# Supply PETSc numbering for shared-memory block matrix

Hello FreeFEM developers,

I have a multiphysics problem which results in a 9x9 block matrix system. Each of these blocks is itself composed of several small sub-blocks which correspond to different meshes and physics. Currently, I am using PETSc to solve this system based on a block preconditioner using the fieldsplit framework. In this approach, each of the 9 blocks along the diagonal is factorized one after the other using MUMPS. Note that each block is quite reasonably sized for direct methods and the overall system has ~5 million DoF.

I have confirmed that this approach works, but I would like to accelerate the preconditioner factorization step. It seems to me that a significant improvement could be attained by attacking the factorizations for the blocks along the diagonal in parallel. However, I am not sure how to tell PETSc to do this.

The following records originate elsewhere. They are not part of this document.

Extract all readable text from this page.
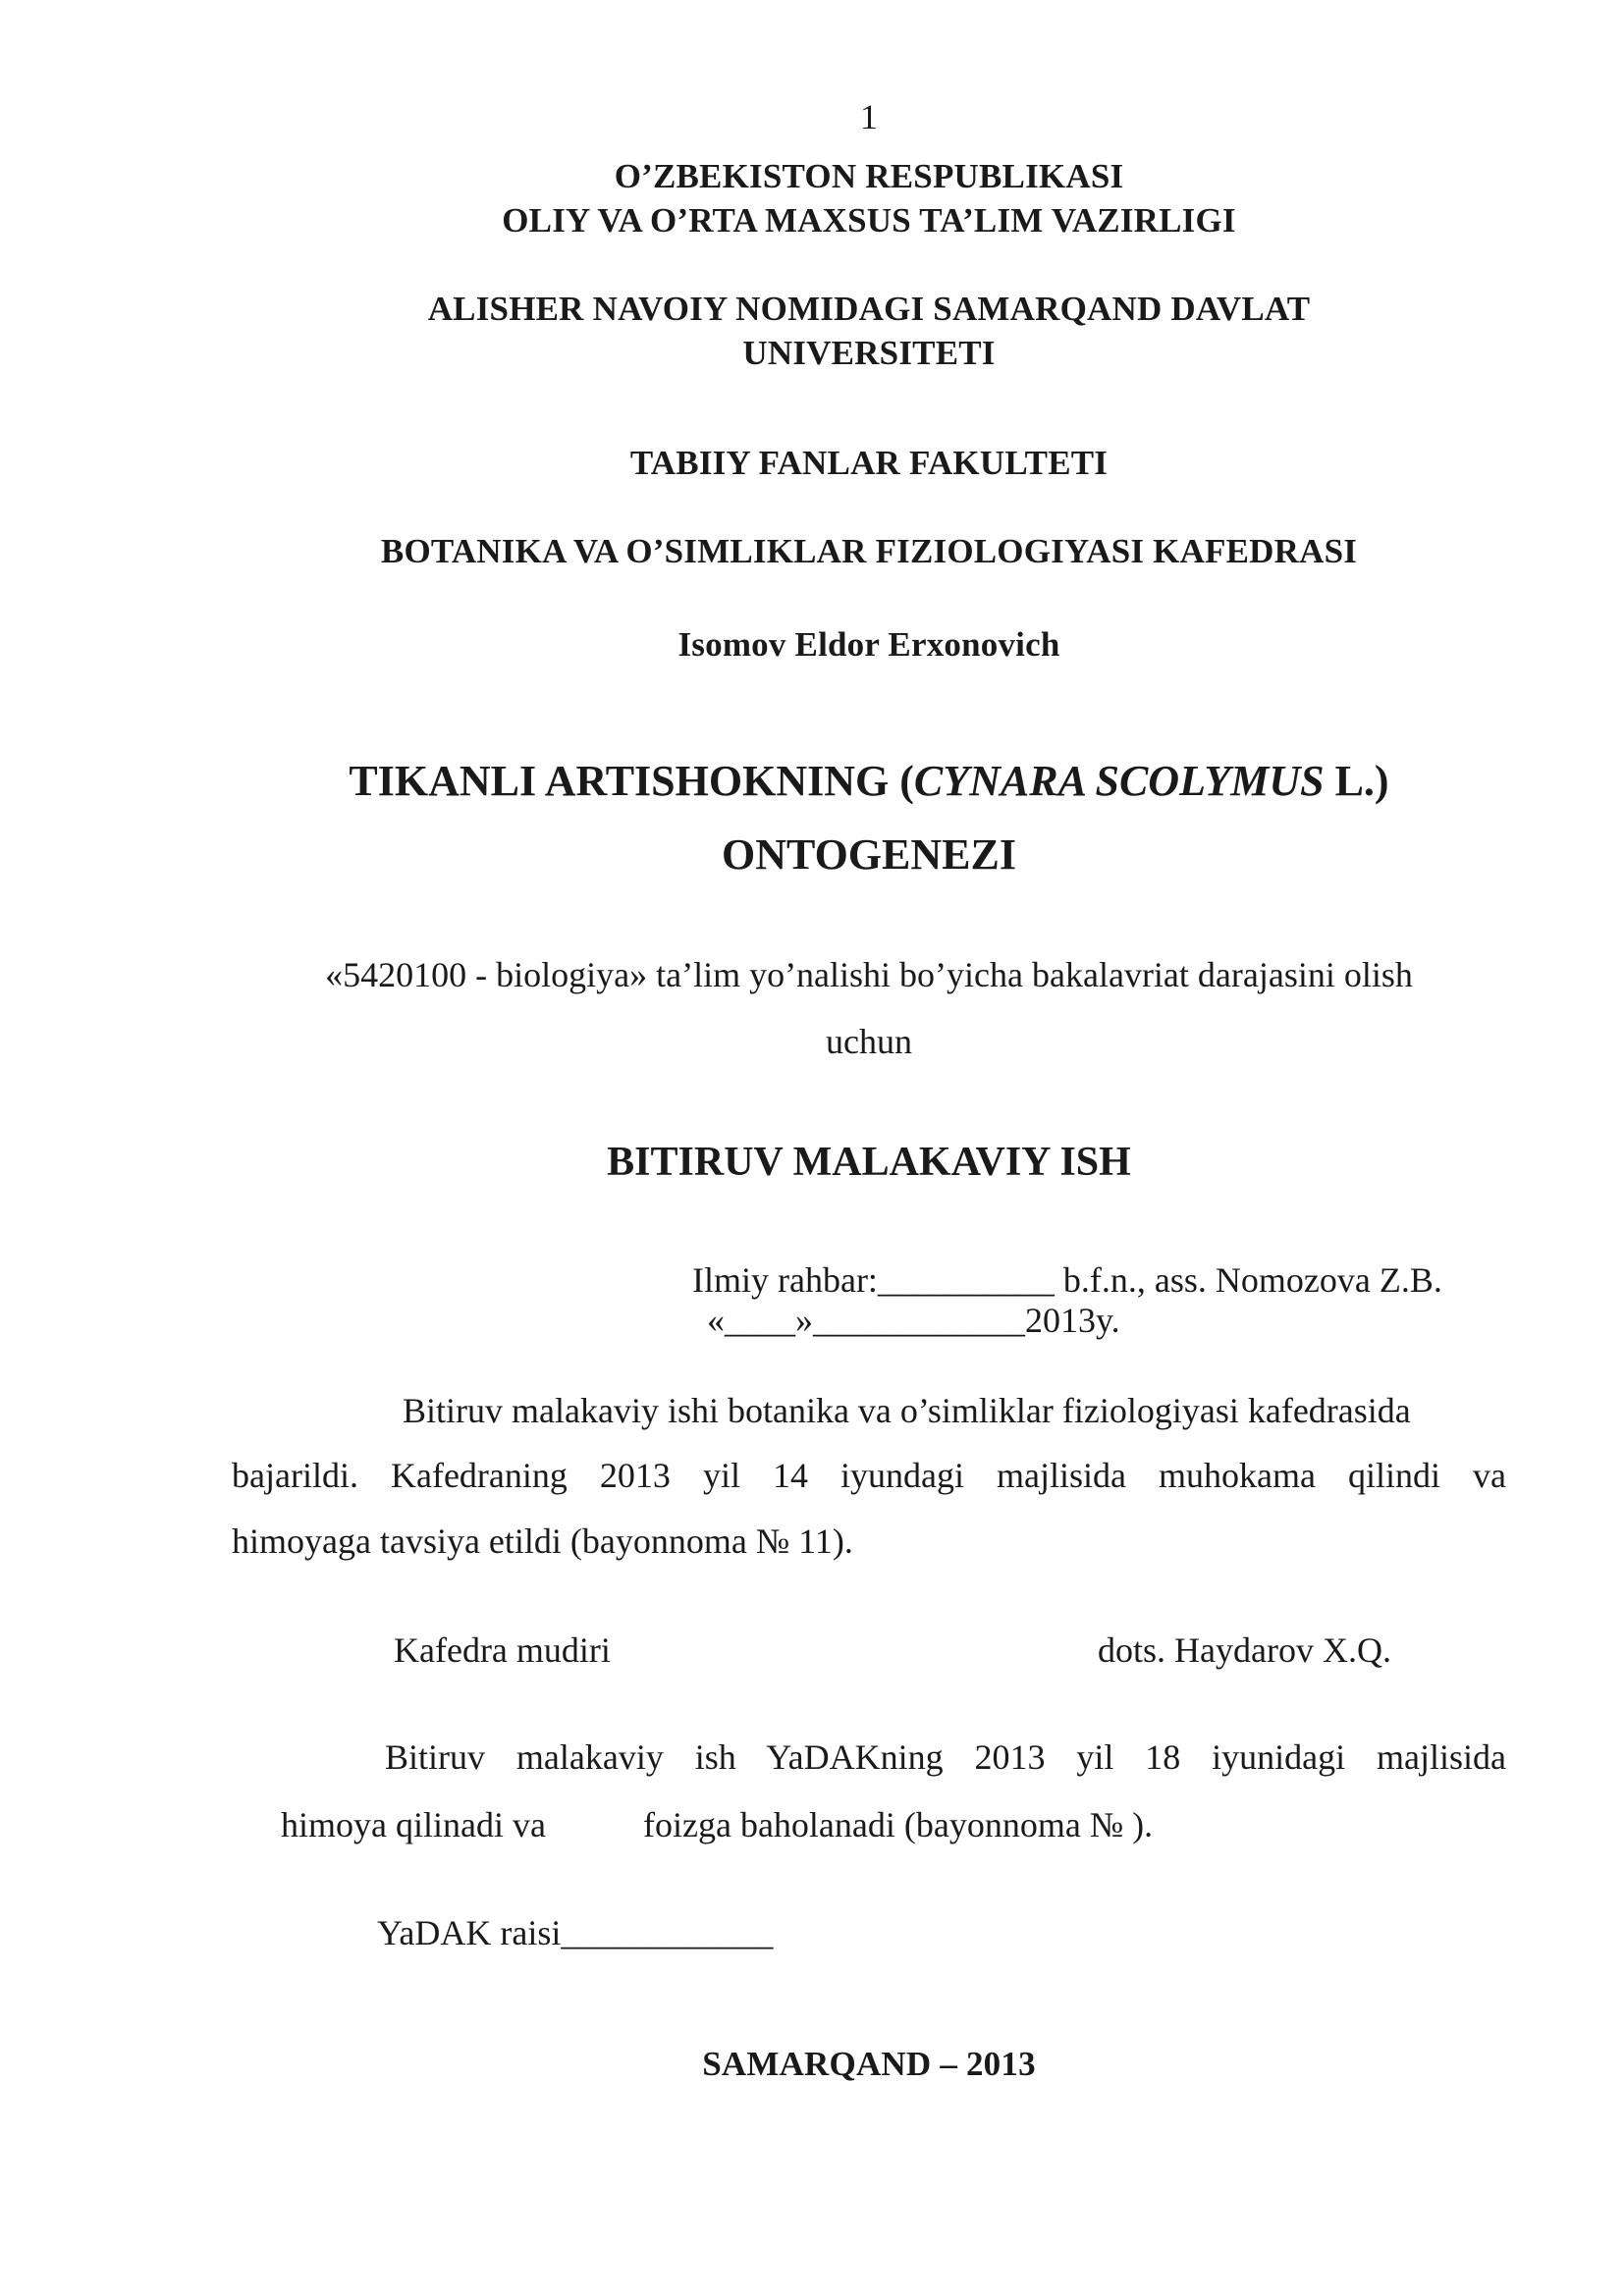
1
O’ZBEKISTON RESPUBLIKASI
OLIY VA O’RTA MAXSUS TA’LIM VAZIRLIGI
ALISHER NAVOIY NOMIDAGI SAMARQAND DAVLAT
UNIVERSITETI
TABIIY FANLAR FAKULTETI
BOTANIKA VA O’SIMLIKLAR FIZIOLOGIYASI KAFEDRASI
Isomov Eldor Erxonovich
TIKANLI ARTISHOKNING (CYNARA SCOLYMUS L.)
ONTOGENEZI
«5420100 - biologiya» ta’lim yo’nalishi bo’yicha bakalavriat darajasini olish
uchun
BITIRUV MALAKAVIY ISH
Ilmiy rahbar:__________ b.f.n., ass. Nomozova Z.B.
«____»____________2013y.
Bitiruv malakaviy ishi botanika va o’simliklar fiziologiyasi kafedrasida
bajarildi. Kafedraning 2013 yil 14 iyundagi majlisida muhokama qilindi va
himoyaga tavsiya etildi (bayonnoma № 11).
Kafedra mudiri	dots. Haydarov X.Q.
Bitiruv malakaviy ish YaDAKning 2013 yil 18 iyunidagi majlisida
himoya qilinadi va	foizga baholanadi (bayonnoma № ).
YaDAK raisi____________
SAMARQAND – 2013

The relevant commands I am currently using are below. Is there a command I can add to my ssparams’’ variable to make PETSc push the factorization steps to different (groups of) processors? Thanks in advance!

real[int] ffields(N*NDOF); // create matrix numbering for fieldsplit
string[int] nnames(N);  // N is number of blocks, NDOF is number of DOF per block
for (int n = 0; n < N; n++){
ffields(n*NDOF:(n+1)*NDOF - 1) = real(n+1);
nnames[n] = "block" + n;
}
string ssparams = "-ksp_type gmres -pc_type fieldsplit -pc_fieldsplit_type multiplicative ";
for (int n = 0; n <= N; n++){
ssparams = ssparams + "-fieldsplit_" + nnames[n] + "_pc_type lu ";
ssparams = ssparams + "-fieldsplit_" + nnames[n] + "_ksp_type preonly ";
ssparams = ssparams + "-fieldsplit_" + nnames[n] + "_pc_factor_mat_solver_type mumps ";
}
matrix A;
funcA(A); // build A matrix (consisting of all 9x9 blocks)
Mat dA = A; // convert to PETSc Mat
set(dA, sparams = ssparams, fields = ffields, names = nnames);
real[int] b(N*NDOF);
funcb(b); // build RHS vector
real[int] x = dA^-1*b // solve Ax=b

Hi Chris,
Good to see you are making steady progress with FreeFEM + PETSc
I’ll give a very general answer, because the link between the title of your post and the content of the post is not very clear to me.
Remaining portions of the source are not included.